Contributions to Geology 7.2

Precambrian stromatolites, bioherms, and reefs in the lower half of the Nash Formation, Medicine Bow Mountains, Wyoming

S. H. KNIGHT Professor Emeritus, Department of Geology, University of Wyoming, Laramie

Pages
73-116

Keywords
metamorphism, Nash Formation, Medicine Bow Mountains, Wyoming, stromatolites, bioherms, reefs, metasediments, Proterozoic, metadolomite

Abstract
Early Proterozoic stromatolitic metadolomite bioherms and reefs occur in the Nash Formation, Medicine Bow Mountains, Wyoming. The Nash Formation (6,500 feet thick) is part of a 25,000 foot sequence of metasediments which forms the core of the range. The sequence ranges in age from 1,650 m.y. to less than 2,340 m.y. The Nash Formation is believed to be not less than 1,700 m.y. old.

Some 150 bioherms and three reefs were mapped. The bioherms range from four to one hundred feet thick and from ten to one hundred feet long. The reefs are two hundred feet thick and several thousand feet long. The structural forms and growth-patterns are described in physical (geometric) terms. Descriptions are based upon field observations and on one hundred large (6x9 cms) thin sections having a total area of 5,000 square cms. Three types of stromatolites are recognized: (1) digitate type -- characterized by cyclic developmental units consisting of digital growth-patterns alternating with fine-grained metadolomitic fill; (2) undulate type -- composed of alternating successions of undulating graphitic sheets (where best preserved) separated by bands of metadolomite; (3) micro-oncolite type consisting of very small (0.5-1.0 mm.) ovate forms with enclosed nuceli. Structural forms include: single and laterally-linked domes; spheroidal, ellipsoidal and oblong-shaped heads; and combinations.

Changes attributable to metamorphism are discussed.

Tertiary faults with reversed movements near Copper Mountain, central Wyoming

C. S. FERRIS, JR. Xerr-McGee Corporation, Box 98, Arvada, Colorado 80002

Pages
117-128

Keywords
Owl Creek Mountains, faults, Copper Mountain, Wyoming, Cedar Ridge, Wind River, Teepee Trail, Steffen Hill

Abstract
The eastern Owl Creek Mountains of central Wyoming are part of a block of Precambrian and younger rocks which moved upward and southward during very early Eocene time on a moderately high angle thrust fault. Subsequently the leading edge or toe of the thrust was extensively broken by normal faulting, and the part of the thrust block north of the toe rose and became the arch known as Copper Mountain. The southernmost visible structure in the faulted toe area is the Cedar Ridge fault scarp which is composed of post-thrust arkoses of the Lower Eocene Wind River Formation. Most of the area of the toe between Copper Mountain and Cedar Ridge is directly underlain by mudstone and muddy conglomerate of the Middle and Upper Eocene Tepee Trail Formations. However, within this central region there are horst blocks of Wind River Formation and the Steffen Hill complex of Paleozoic strata and Precambrian igneous and metamorphic rocks.

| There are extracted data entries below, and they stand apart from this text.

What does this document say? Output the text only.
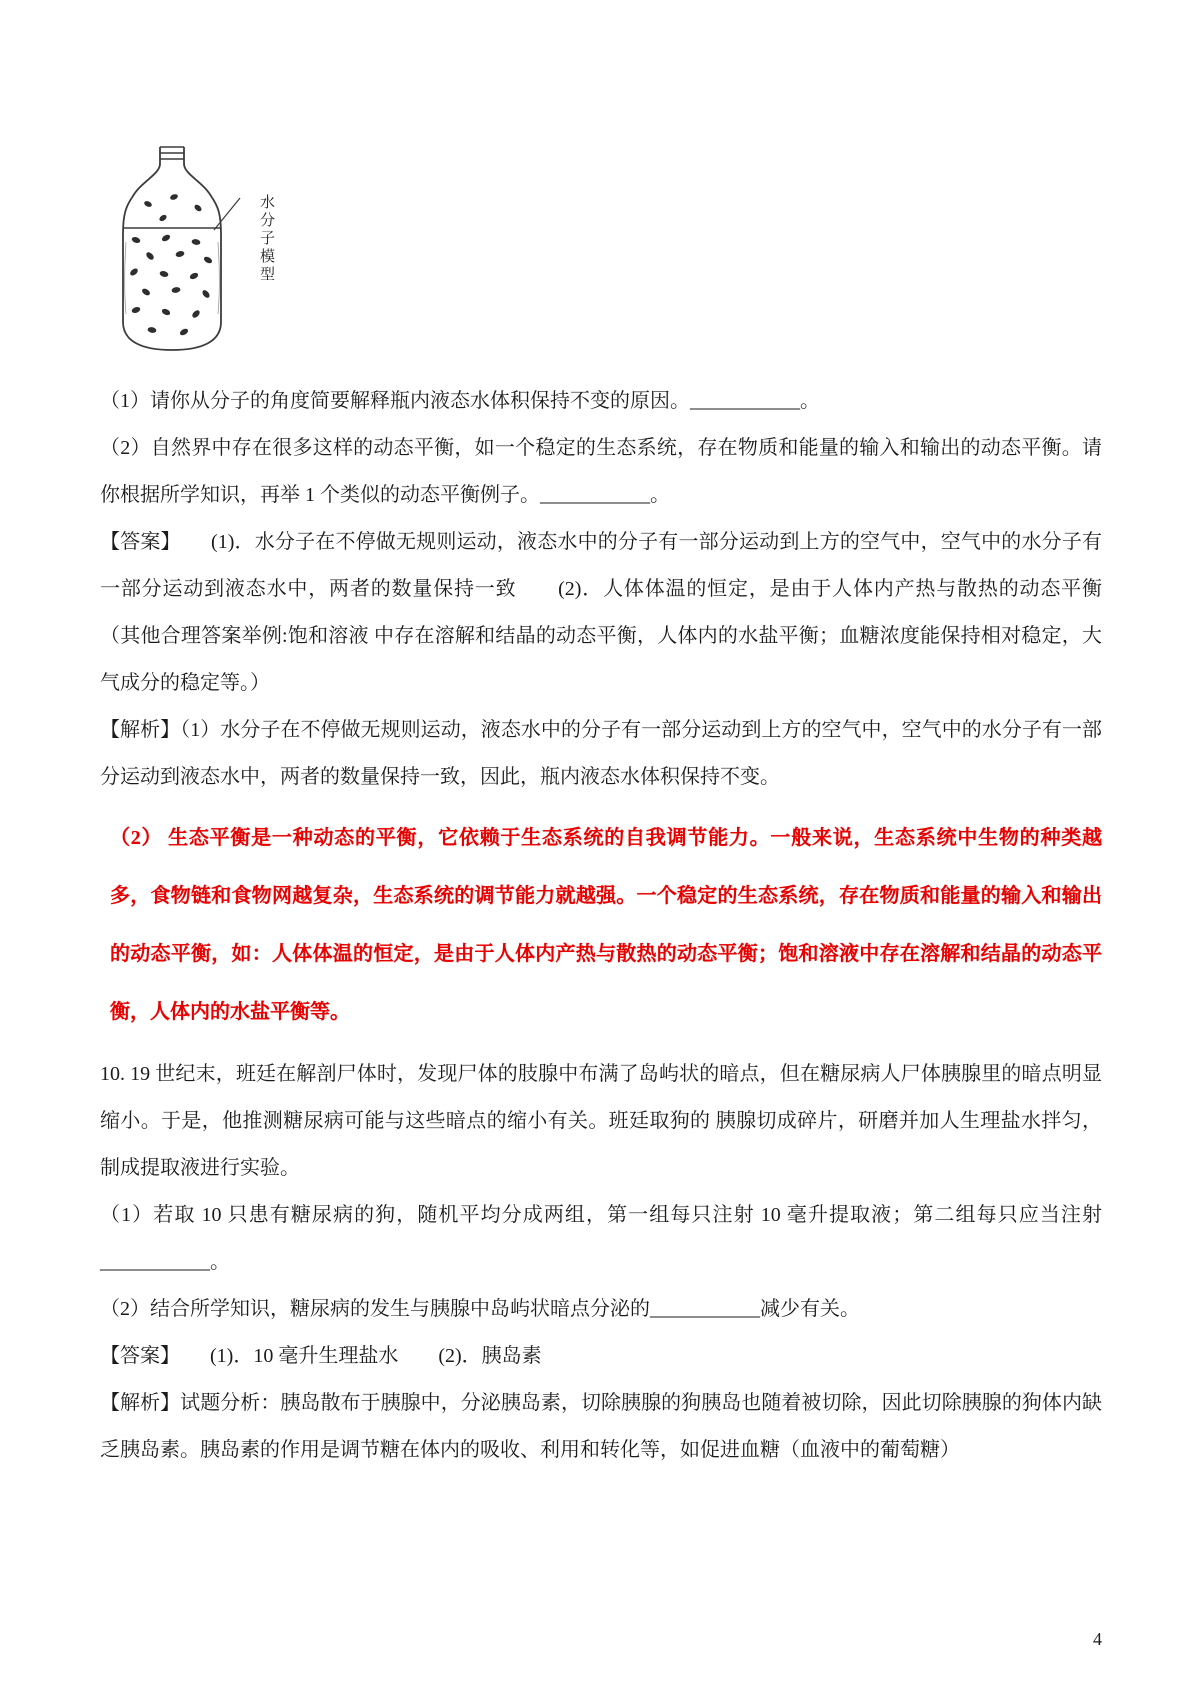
水分子模型

（1）请你从分子的角度简要解释瓶内液态水体积保持不变的原因。___________。

（2）自然界中存在很多这样的动态平衡，如一个稳定的生态系统，存在物质和能量的输入和输出的动态平衡。请你根据所学知识，再举 1 个类似的动态平衡例子。___________。

【答案】　　(1)．水分子在不停做无规则运动，液态水中的分子有一部分运动到上方的空气中，空气中的水分子有一部分运动到液态水中，两者的数量保持一致　　(2)．人体体温的恒定，是由于人体内产热与散热的动态平衡（其他合理答案举例:饱和溶液 中存在溶解和结晶的动态平衡，人体内的水盐平衡；血糖浓度能保持相对稳定，大气成分的稳定等。）

【解析】（1）水分子在不停做无规则运动，液态水中的分子有一部分运动到上方的空气中，空气中的水分子有一部分运动到液态水中，两者的数量保持一致，因此，瓶内液态水体积保持不变。

（2） 生态平衡是一种动态的平衡，它依赖于生态系统的自我调节能力。一般来说，生态系统中生物的种类越多，食物链和食物网越复杂，生态系统的调节能力就越强。一个稳定的生态系统，存在物质和能量的输入和输出的动态平衡，如：人体体温的恒定，是由于人体内产热与散热的动态平衡；饱和溶液中存在溶解和结晶的动态平衡，人体内的水盐平衡等。

10. 19 世纪末，班廷在解剖尸体时，发现尸体的肢腺中布满了岛屿状的暗点，但在糖尿病人尸体胰腺里的暗点明显缩小。于是，他推测糖尿病可能与这些暗点的缩小有关。班廷取狗的 胰腺切成碎片，研磨并加人生理盐水拌匀，制成提取液进行实验。

（1）若取 10 只患有糖尿病的狗，随机平均分成两组，第一组每只注射 10 毫升提取液；第二组每只应当注射___________。

（2）结合所学知识，糖尿病的发生与胰腺中岛屿状暗点分泌的___________减少有关。

【答案】　　(1)．10 毫升生理盐水　　(2)．胰岛素

【解析】试题分析：胰岛散布于胰腺中，分泌胰岛素，切除胰腺的狗胰岛也随着被切除，因此切除胰腺的狗体内缺乏胰岛素。胰岛素的作用是调节糖在体内的吸收、利用和转化等，如促进血糖（血液中的葡萄糖）

4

Drill hole data suggest that arkose of the Wind River Formation exists in small outcrops and more extensively in subsurface a short distance north of the Cedar Ridge fault. Interestingly, detrital glauconite occurs in this arkose. In most of the toe which was drilled, however, the Tepee Trail is not underlain by the Wind River Formation but by Paleozoic and Precambrian rocks, indicating extensive erosion of Wind River sediment on the toe of the thrust prior to Tepee Trail time. It is postulated that the Wind River horst blocks, and very possibly the Steffen Hill complex as well, were grabens at the time of this erosion and were thus protected. They were faulted upward into their present positions after Tepee Trail time.

Nyctitheriidae (Mammalia, Insectivora) from the Bridger Formation of Wyoming

PETER ROBINSON University of Colorado Museum, Boulder, Colorado

Pages
129-138

Keywords
insectivores, nyctitheriidae, Bridger, Wyoming, Eocene

Abstract
In 1872, Othniel Charles Marsh described several genera of small insectivores from the Bridger Formation of southwestern Wyoming. Marsh did not review these animals and the small insectivores were overlooked until Matthew's classic work on the Bridger Carnivora and Insectivora appeared in 1909. Several people have studied individual specimens of Marsh's Bridger insectivores in relation to general studies on particular insectivore groups or in relation to Eocene or Paleocene insectivores, but the entire, unexcelled, collection of small, middle Eocene (Bridger) insectivores at Yale has not been available until recently. Indeed, many of the specimens discussed here were collected for Marsh but were never seen by him, and Matthew only saw a small fraction of the collection.